Beberapa lama kemudian, jarum jam menunjuk angka 09.45. bel berbunyi pertanda waktu istirahat telah selesai. Aku segera memasuki kelasku, ini adalah pelajaran Bahasa Indonesia. Guruku menyuruhku dan teman-teman lainnya membuat serta membacakan puisi. Aku bingung, karena aku tidak bisa membuat puisi apalagi membacakannya. Tapi aku terus berusaha, hingga akhirnya giliranku maju ke depan untuk membacakan puisi karanganku. Semua mata tertuju padaku, namun aku tetap percaya diri.
“maafkan aku
Yang selalu membuatmu bingung
Yang selalu membuatmu marah
Yang tak pernah membahagiakanmu
Hanya kata maaf yang bisa aku ucapkan”
Begitulah puisinya. Terserah guruku mau menilaiku seperti apa. Yang penting aku sudah berusaha. Aku terdiam sambil memandangi guruku. Ia menggeleng-gelengkan kepalanya. “sepertinya puisiku buruk” pikirku. Beberapa detik kemudian, guruku bertanya,
“Eka, apa kamu tidak pernah memperhatikan saya saat saya mengajar?”
“emm, memangnya kenapa Pak?” jawabku.
“puisi kamu tidak terlalu buruk, tetapi cara membacamu sangat acak-acakan. Itu tandanya kamu tidak pernah memperhatikan saya” katanya dengan raut wajah yang kesal.
Aku pun jadi takut, “tapi Pak, saya selalu memperhatikan saat Bapak mengajar” kataku mencoba membela diri.
“kalau kamu memperhatikan, seharusnya kamu tahu tentang cara-cara membaca puisi” kata Pak Tio semakin kesal.
“iya pak, saya mengaku salah. Saya minta maaf” kataku dengan ekspresi yang memelas.
“baiklah, jangan diulangi lagi!!!!!” kata Pak Tio memaafkanku.
Aku senang karena aku masih diberi kesempatan kedua. Aku berjanji tidak akan menyia-nyiakan kesempatan ini.
Seminggu menjelang ulangan aku terus belajar belajar dan belajar. Hingga kini tiba saatnya aku berjuang untuk nilaiku. Suasananya cukup menegangkan, tapi aku mencoba untuk santai dan percaya diri. Keesokan harinya, guruku mengumumkan hasil ulangan kemarin. Sialnya, semua yang aku targetkan tidak tercapai. Aku marah, kesal, mengeluh, dalam hati ku berkata, “Allah tidak adil, kenapa? Padahal aku selalu belajar, kenapa? Aku selalu bersemangat dan berjuang, tapi kenapa? Susah sekali mendapatkan apa yang aku inginkan, tapi kenapa? Mereka dengan mudahnya mendapatkan sesuatu.
Di tengah kegalauan hatiku, aku menyendiri dalam beberapa minggu, biarkan saja aku bolos dan dihukum oleh guru, aku tak sanggup bertemu siapa saja, jiwaku hancur, hatiku menjerit, seolah meminta keadilan. Di sisi lain, sahabatku yang bernama Linda memberikan semangat hidup untukku. Saat dia ada, aku seakan terlahir kembali.

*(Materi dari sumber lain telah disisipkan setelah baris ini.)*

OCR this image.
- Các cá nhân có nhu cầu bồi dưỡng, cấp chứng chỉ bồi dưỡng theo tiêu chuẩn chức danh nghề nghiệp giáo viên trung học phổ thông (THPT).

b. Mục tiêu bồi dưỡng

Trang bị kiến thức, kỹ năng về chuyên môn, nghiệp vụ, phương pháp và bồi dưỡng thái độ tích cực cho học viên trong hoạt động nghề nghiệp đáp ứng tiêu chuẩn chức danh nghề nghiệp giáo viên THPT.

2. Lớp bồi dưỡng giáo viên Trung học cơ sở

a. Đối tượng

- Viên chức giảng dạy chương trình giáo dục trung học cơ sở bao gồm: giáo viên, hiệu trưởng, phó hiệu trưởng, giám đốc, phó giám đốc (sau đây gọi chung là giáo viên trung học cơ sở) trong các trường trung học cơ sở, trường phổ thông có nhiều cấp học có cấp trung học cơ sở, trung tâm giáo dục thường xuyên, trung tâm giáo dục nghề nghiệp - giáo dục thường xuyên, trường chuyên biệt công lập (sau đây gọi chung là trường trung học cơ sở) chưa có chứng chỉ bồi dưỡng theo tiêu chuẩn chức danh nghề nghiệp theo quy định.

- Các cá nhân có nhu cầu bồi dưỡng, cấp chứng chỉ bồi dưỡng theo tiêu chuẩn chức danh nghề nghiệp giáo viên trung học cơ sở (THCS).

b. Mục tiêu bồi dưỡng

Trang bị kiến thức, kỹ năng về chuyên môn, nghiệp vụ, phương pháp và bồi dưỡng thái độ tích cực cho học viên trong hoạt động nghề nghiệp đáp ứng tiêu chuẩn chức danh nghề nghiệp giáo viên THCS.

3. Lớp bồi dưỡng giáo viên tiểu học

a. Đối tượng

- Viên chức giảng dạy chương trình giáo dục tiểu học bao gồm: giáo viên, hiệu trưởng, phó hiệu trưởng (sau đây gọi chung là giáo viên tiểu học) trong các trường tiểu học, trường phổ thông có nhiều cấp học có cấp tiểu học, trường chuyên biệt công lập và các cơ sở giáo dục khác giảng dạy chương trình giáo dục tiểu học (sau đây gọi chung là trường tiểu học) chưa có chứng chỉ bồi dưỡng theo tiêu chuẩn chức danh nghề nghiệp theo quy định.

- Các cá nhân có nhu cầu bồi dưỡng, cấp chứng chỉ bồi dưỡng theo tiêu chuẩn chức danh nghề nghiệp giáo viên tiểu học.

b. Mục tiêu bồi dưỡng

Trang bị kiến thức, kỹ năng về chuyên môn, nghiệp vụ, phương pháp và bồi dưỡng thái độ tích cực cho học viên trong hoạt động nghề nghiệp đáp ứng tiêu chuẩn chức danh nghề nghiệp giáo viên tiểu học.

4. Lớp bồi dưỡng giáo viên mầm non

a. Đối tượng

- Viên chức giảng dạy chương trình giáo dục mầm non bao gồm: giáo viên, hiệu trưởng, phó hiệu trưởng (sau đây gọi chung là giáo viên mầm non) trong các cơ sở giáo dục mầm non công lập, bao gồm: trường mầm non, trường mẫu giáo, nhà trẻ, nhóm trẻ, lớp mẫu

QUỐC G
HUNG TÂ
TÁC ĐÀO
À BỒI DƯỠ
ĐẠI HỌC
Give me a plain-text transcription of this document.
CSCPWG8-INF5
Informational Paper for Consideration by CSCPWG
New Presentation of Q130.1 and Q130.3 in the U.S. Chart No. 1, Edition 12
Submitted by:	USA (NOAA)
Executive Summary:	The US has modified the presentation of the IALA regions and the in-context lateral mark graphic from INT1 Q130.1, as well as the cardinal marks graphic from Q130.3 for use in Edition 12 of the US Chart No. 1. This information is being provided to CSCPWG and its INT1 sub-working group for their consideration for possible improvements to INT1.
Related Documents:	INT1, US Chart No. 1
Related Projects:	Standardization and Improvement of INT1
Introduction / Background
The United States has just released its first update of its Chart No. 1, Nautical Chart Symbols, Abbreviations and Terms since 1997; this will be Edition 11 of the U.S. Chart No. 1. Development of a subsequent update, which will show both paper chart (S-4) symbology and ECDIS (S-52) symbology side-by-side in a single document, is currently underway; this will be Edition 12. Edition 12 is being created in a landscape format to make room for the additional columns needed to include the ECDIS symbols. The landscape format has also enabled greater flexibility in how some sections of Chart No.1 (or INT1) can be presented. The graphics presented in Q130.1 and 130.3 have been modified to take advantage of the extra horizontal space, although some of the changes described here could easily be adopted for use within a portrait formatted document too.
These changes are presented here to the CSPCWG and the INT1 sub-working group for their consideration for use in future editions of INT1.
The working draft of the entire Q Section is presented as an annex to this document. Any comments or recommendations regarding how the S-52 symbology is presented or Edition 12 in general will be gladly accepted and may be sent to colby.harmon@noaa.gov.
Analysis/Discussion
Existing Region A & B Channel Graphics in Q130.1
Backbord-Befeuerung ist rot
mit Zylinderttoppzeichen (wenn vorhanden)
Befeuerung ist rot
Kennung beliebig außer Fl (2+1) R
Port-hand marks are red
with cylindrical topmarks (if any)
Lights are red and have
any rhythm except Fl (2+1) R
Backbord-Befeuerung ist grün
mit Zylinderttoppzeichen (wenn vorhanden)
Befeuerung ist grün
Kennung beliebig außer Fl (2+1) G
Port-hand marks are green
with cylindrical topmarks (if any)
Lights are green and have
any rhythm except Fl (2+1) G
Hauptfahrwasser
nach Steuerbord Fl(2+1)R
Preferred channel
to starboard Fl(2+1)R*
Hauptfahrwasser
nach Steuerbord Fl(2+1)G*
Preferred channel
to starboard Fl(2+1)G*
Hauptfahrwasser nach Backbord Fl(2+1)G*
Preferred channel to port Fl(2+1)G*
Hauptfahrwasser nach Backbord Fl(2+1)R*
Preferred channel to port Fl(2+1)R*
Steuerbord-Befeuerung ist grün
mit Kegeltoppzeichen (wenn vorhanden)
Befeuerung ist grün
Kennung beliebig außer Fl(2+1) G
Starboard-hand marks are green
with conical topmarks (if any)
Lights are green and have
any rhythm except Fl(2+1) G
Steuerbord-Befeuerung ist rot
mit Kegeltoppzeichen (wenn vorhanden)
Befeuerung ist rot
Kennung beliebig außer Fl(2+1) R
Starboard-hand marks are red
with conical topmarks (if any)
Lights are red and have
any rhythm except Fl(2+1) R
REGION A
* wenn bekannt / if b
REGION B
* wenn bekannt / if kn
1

Dalam waktu yang cukup lama, akhirnya aku dapat melanjutkan hidupku kembali. Linda selalu mendampingiku setiap harinya. Ia sangat perhatian dan tak pernah lelah dalam memotivasi diriku. Dialah teman yang sangat mengertikan aku saat ini. Linda adalah teman sekaligus tetanggaku. Kehidupannya sangat sederhana dan dia selalu ikhlas dalam bekerja. Linda adalah gadis yang selalu tabah dan kuat.
Kegigihan Linda dalam menjalani kehidupan membuatku mengerti apa arti hidup ini. Sedikit demi sedikit, aku mulai belajar dari kehidupan Linda. Linda banyak memberikan pencerahan hidup. Linda juga bercerita tentang kehidupannya padaku. Dan yang paling sering dia ceritakan adalah tentang kedisiplinan dalam bekerja. Di tempat Linda bekerja, kedisiplinan sangat diutamakan. Mulai dari masuk kerja, giliran jam istirahat, sampai saat pulang. Ketepatan waktu selalu dinilai oleh bosnya, tidak tanggung-tanggung, karyawan teladan akan mendapatkan bonus.
Mendengar kata karyawan teladan, aku jadi penasaran. Dan akupun bertanya pada Linda.
“karyawan teladan itu apa ?” tanyaku.
“karyawan teladan itu adalah siswa yang disiplin, tepat waktu, tidak pernah bolos, bahkan selalu hadir dan tentunya ulet bekerja” jawab Linda.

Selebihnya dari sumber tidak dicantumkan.